Edgar Cayce's name is often invoked today by followers of 'New Age' disciplines and students of the paranormal, usually to say, 'There are more things in heaven and earth than are dreamt of in your philosophy.' They believe, because they want to. Sceptics continue to disbelieve, because they want to. They find flaws in the 'readings' and their methodologies and point out Cayce's failures. The sceptics find 'weird' medical advice – the believers find them to be 'remarkable insights' ignored by a close-minded medical academy. Believing Christians continue to be wary and sceptical, because they worry that Cayce might not have been dealing with the right kinds of spirits. As usual, different observers draw different conclusions based on their own premises and standards of evidence for these things.

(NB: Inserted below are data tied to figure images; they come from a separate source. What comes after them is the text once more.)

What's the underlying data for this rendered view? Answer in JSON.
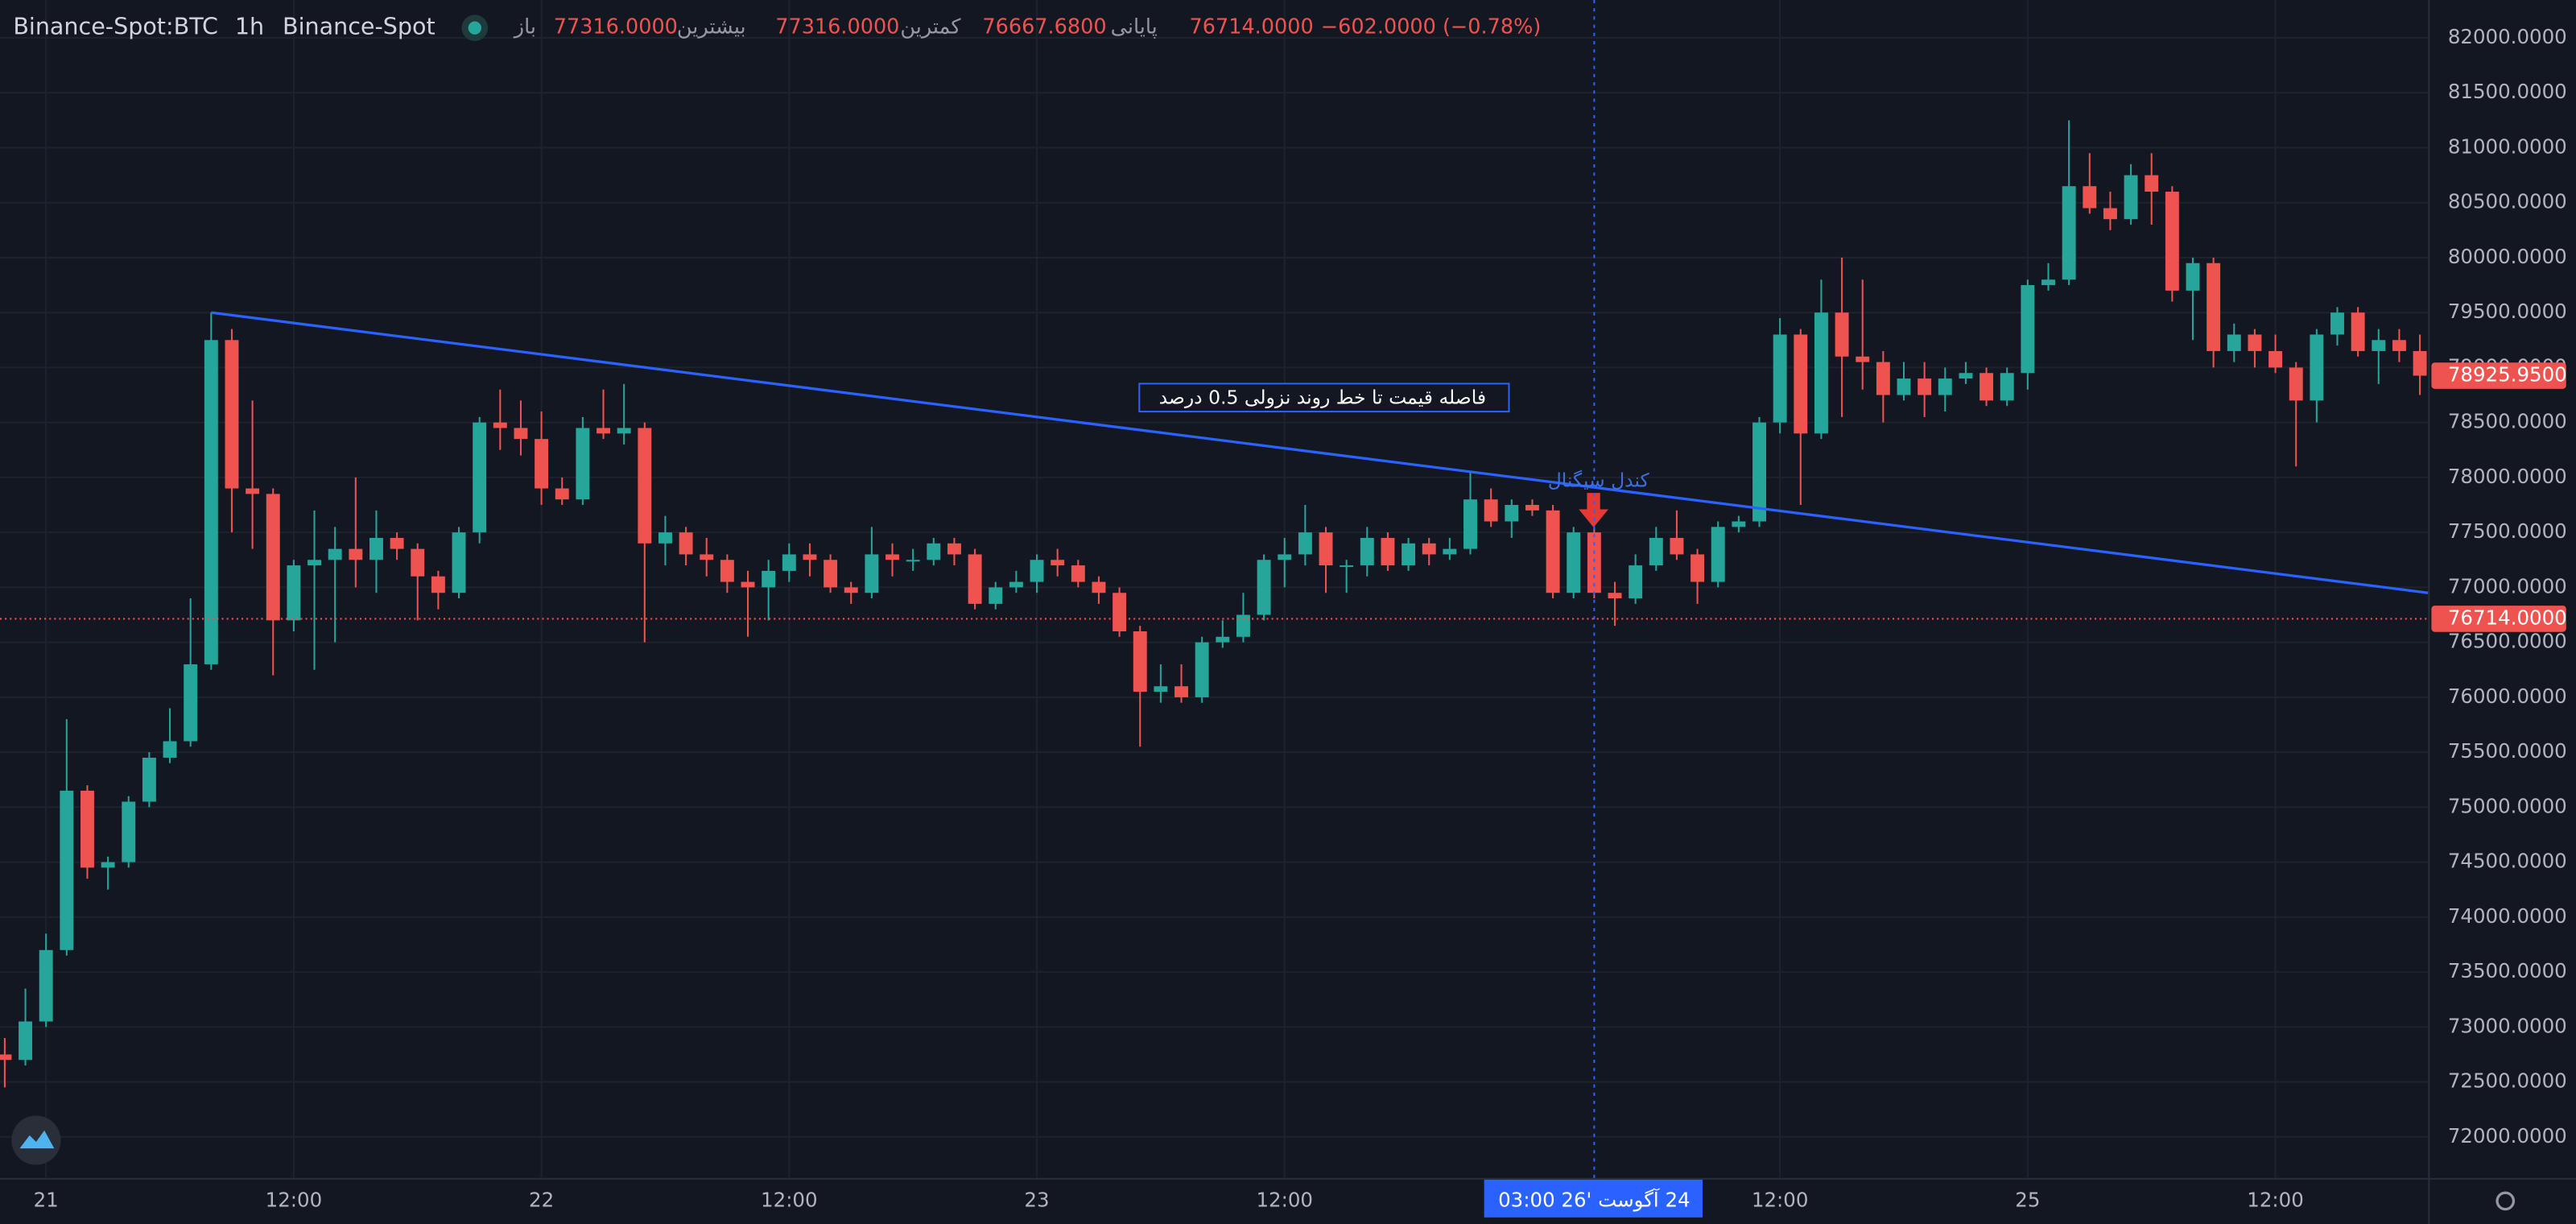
{
  "header": {
    "symbol": "Binance-Spot:BTC",
    "interval": "1h",
    "exchange": "Binance-Spot",
    "ohlc": [
      {
        "label": "باز",
        "value": "77316.0000"
      },
      {
        "label": "بیشترین",
        "value": "77316.0000"
      },
      {
        "label": "کمترین",
        "value": "76667.6800"
      },
      {
        "label": "پایانی",
        "value": "76714.0000"
      }
    ],
    "change": "−602.0000 (−0.78%)"
  },
  "chart_data": {
    "type": "candlestick",
    "x": [
      -2,
      -1,
      0,
      1,
      2,
      3,
      4,
      5,
      6,
      7,
      8,
      9,
      10,
      11,
      12,
      13,
      14,
      15,
      16,
      17,
      18,
      19,
      20,
      21,
      22,
      23,
      24,
      25,
      26,
      27,
      28,
      29,
      30,
      31,
      32,
      33,
      34,
      35,
      36,
      37,
      38,
      39,
      40,
      41,
      42,
      43,
      44,
      45,
      46,
      47,
      48,
      49,
      50,
      51,
      52,
      53,
      54,
      55,
      56,
      57,
      58,
      59,
      60,
      61,
      62,
      63,
      64,
      65,
      66,
      67,
      68,
      69,
      70,
      71,
      72,
      73,
      74,
      75,
      76,
      77,
      78,
      79,
      80,
      81,
      82,
      83,
      84,
      85,
      86,
      87,
      88,
      89,
      90,
      91,
      92,
      93,
      94,
      95,
      96,
      97,
      98,
      99,
      100,
      101,
      102,
      103,
      104,
      105,
      106,
      107,
      108,
      109,
      110,
      111,
      112,
      113,
      114,
      115
    ],
    "open": [
      72750,
      72700,
      73050,
      73700,
      75150,
      74450,
      74500,
      75050,
      75450,
      75600,
      76300,
      79250,
      77900,
      77850,
      76700,
      77200,
      77250,
      77350,
      77250,
      77450,
      77350,
      77100,
      76950,
      77500,
      78500,
      78450,
      78350,
      77900,
      77800,
      78450,
      78400,
      78450,
      77400,
      77500,
      77300,
      77250,
      77050,
      77000,
      77150,
      77300,
      77250,
      77000,
      76950,
      77300,
      77250,
      77250,
      77400,
      77300,
      76850,
      77000,
      77050,
      77250,
      77200,
      77050,
      76950,
      76600,
      76050,
      76100,
      76000,
      76500,
      76550,
      76750,
      77250,
      77300,
      77500,
      77200,
      77200,
      77450,
      77200,
      77400,
      77300,
      77350,
      77800,
      77600,
      77750,
      77700,
      76950,
      77500,
      76950,
      76900,
      77200,
      77450,
      77300,
      77050,
      77550,
      77600,
      78500,
      79300,
      78400,
      79500,
      79100,
      79050,
      78750,
      78900,
      78750,
      78900,
      78950,
      78700,
      78950,
      79750,
      79800,
      80650,
      80450,
      80350,
      80750,
      80600,
      79700,
      79950,
      79150,
      79300,
      79150,
      79000,
      78700,
      79300,
      79500,
      79150,
      79250,
      79150
    ],
    "high": [
      72900,
      73350,
      73850,
      75800,
      75200,
      74550,
      75100,
      75500,
      75900,
      76900,
      79500,
      79350,
      78700,
      77900,
      77250,
      77700,
      77550,
      78000,
      77700,
      77500,
      77400,
      77150,
      77550,
      78550,
      78800,
      78700,
      78600,
      78000,
      78550,
      78800,
      78850,
      78500,
      77650,
      77550,
      77450,
      77300,
      77150,
      77250,
      77400,
      77400,
      77300,
      77050,
      77550,
      77400,
      77350,
      77450,
      77450,
      77350,
      77050,
      77150,
      77300,
      77350,
      77250,
      77100,
      77000,
      76650,
      76300,
      76300,
      76550,
      76700,
      76950,
      77300,
      77450,
      77750,
      77550,
      77250,
      77550,
      77500,
      77450,
      77450,
      77450,
      78050,
      77900,
      77800,
      77800,
      77750,
      77550,
      77550,
      77050,
      77300,
      77550,
      77700,
      77350,
      77600,
      77650,
      78550,
      79450,
      79350,
      79800,
      80000,
      79800,
      79150,
      79050,
      79050,
      79000,
      79050,
      79000,
      79000,
      79800,
      79950,
      81250,
      80950,
      80600,
      80850,
      80950,
      80650,
      80000,
      80000,
      79400,
      79350,
      79300,
      79050,
      79350,
      79550,
      79550,
      79350,
      79350,
      79300
    ],
    "low": [
      72450,
      72650,
      73000,
      73650,
      74350,
      74250,
      74450,
      75000,
      75400,
      75550,
      76250,
      77500,
      77350,
      76200,
      76600,
      76250,
      76500,
      77000,
      76950,
      77250,
      76700,
      76800,
      76900,
      77400,
      78250,
      78200,
      77750,
      77750,
      77750,
      78350,
      78300,
      76500,
      77200,
      77200,
      77100,
      76950,
      76550,
      76700,
      77050,
      77100,
      76950,
      76850,
      76900,
      77100,
      77150,
      77200,
      77200,
      76800,
      76800,
      76950,
      76950,
      77100,
      77000,
      76850,
      76550,
      75550,
      75950,
      75950,
      75950,
      76450,
      76500,
      76700,
      77000,
      77200,
      76950,
      76950,
      77100,
      77150,
      77150,
      77200,
      77250,
      77300,
      77550,
      77450,
      77650,
      76900,
      76900,
      76900,
      76650,
      76850,
      77150,
      77250,
      76850,
      77000,
      77500,
      77550,
      78400,
      77750,
      78350,
      78550,
      78800,
      78500,
      78700,
      78550,
      78600,
      78850,
      78650,
      78650,
      78800,
      79700,
      79750,
      80400,
      80250,
      80300,
      80300,
      79600,
      79250,
      79000,
      79050,
      79000,
      78950,
      78100,
      78500,
      79200,
      79100,
      78850,
      79050,
      78750
    ],
    "close": [
      72700,
      73050,
      73700,
      75150,
      74450,
      74500,
      75050,
      75450,
      75600,
      76300,
      79250,
      77900,
      77850,
      76700,
      77200,
      77250,
      77350,
      77250,
      77450,
      77350,
      77100,
      76950,
      77500,
      78500,
      78450,
      78350,
      77900,
      77800,
      78450,
      78400,
      78450,
      77400,
      77500,
      77300,
      77250,
      77050,
      77000,
      77150,
      77300,
      77250,
      77000,
      76950,
      77300,
      77250,
      77250,
      77400,
      77300,
      76850,
      77000,
      77050,
      77250,
      77200,
      77050,
      76950,
      76600,
      76050,
      76100,
      76000,
      76500,
      76550,
      76750,
      77250,
      77300,
      77500,
      77200,
      77200,
      77450,
      77200,
      77400,
      77300,
      77350,
      77800,
      77600,
      77750,
      77700,
      76950,
      77500,
      76950,
      76900,
      77200,
      77450,
      77300,
      77050,
      77550,
      77600,
      78500,
      79300,
      78400,
      79500,
      79100,
      79050,
      78750,
      78900,
      78750,
      78900,
      78950,
      78700,
      78950,
      79750,
      79800,
      80650,
      80450,
      80350,
      80750,
      80600,
      79700,
      79950,
      79150,
      79300,
      79150,
      79000,
      78700,
      79300,
      79500,
      79150,
      79250,
      79150,
      78925.95
    ],
    "up_color": "#26a69a",
    "down_color": "#ef5350",
    "xlim": [
      -2.23,
      115.4
    ],
    "ylim": [
      71626,
      82344
    ],
    "xticks": [
      {
        "value": 0,
        "label": "21"
      },
      {
        "value": 12,
        "label": "12:00"
      },
      {
        "value": 24,
        "label": "22"
      },
      {
        "value": 36,
        "label": "12:00"
      },
      {
        "value": 48,
        "label": "23"
      },
      {
        "value": 60,
        "label": "12:00"
      },
      {
        "value": 84,
        "label": "12:00"
      },
      {
        "value": 96,
        "label": "25"
      },
      {
        "value": 108,
        "label": "12:00"
      }
    ],
    "yticks": [
      {
        "value": 72000,
        "label": "72000.0000"
      },
      {
        "value": 72500,
        "label": "72500.0000"
      },
      {
        "value": 73000,
        "label": "73000.0000"
      },
      {
        "value": 73500,
        "label": "73500.0000"
      },
      {
        "value": 74000,
        "label": "74000.0000"
      },
      {
        "value": 74500,
        "label": "74500.0000"
      },
      {
        "value": 75000,
        "label": "75000.0000"
      },
      {
        "value": 75500,
        "label": "75500.0000"
      },
      {
        "value": 76000,
        "label": "76000.0000"
      },
      {
        "value": 76500,
        "label": "76500.0000"
      },
      {
        "value": 77000,
        "label": "77000.0000"
      },
      {
        "value": 77500,
        "label": "77500.0000"
      },
      {
        "value": 78000,
        "label": "78000.0000"
      },
      {
        "value": 78500,
        "label": "78500.0000"
      },
      {
        "value": 79000,
        "label": "79000.0000"
      },
      {
        "value": 79500,
        "label": "79500.0000"
      },
      {
        "value": 80000,
        "label": "80000.0000"
      },
      {
        "value": 80500,
        "label": "80500.0000"
      },
      {
        "value": 81000,
        "label": "81000.0000"
      },
      {
        "value": 81500,
        "label": "81500.0000"
      },
      {
        "value": 82000,
        "label": "82000.0000"
      }
    ],
    "grid": true,
    "trendline": {
      "x": [
        8,
        115.4
      ],
      "values": [
        79500,
        76950
      ],
      "color": "#2962ff"
    },
    "annotations": [
      {
        "text": "فاصله قیمت تا خط روند نزولی 0.5 درصد"
      },
      {
        "text": "کندل سیگنال"
      }
    ],
    "crosshair": {
      "x": 75,
      "label": "24 آگوست '26  03:00"
    },
    "price_labels": [
      {
        "value": 78925.95,
        "label": "78925.9500"
      },
      {
        "value": 76714,
        "label": "76714.0000",
        "dotted_line": true
      }
    ]
  }
}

Students of paranormal phenomena and their history point out that Cayce's trance diagnoses were not new: 'somnabulistic' diagnosis of illness at a distance was a feature of the first French experiments in Mesmerism a century before Cayce. Is it just a common fad because people want to believe in it, or is there something to the idea that altered states of consciousness could permit access to uncommon knowledge under the right circumstances? The jury's still out on that, perhaps waiting for the research team that could develop a properly controlled experiment. Until then we are left with anecdotal evidence such as the story of Edgar Cayce, the unmystical mystic on the horsehair sofa.

1Barton W Stone and Alexander Campbell were influential preachers on the frontier during the Second Great Awakening. Their movement branched off from the Presbyterians. The theological arguments about what was wrong with the Westminster Confession and how, exactly, to interpret the idea of the Trinity are extremely involved and likely to interest only a few people. In case you are interested, try their manifesto, and happy reading.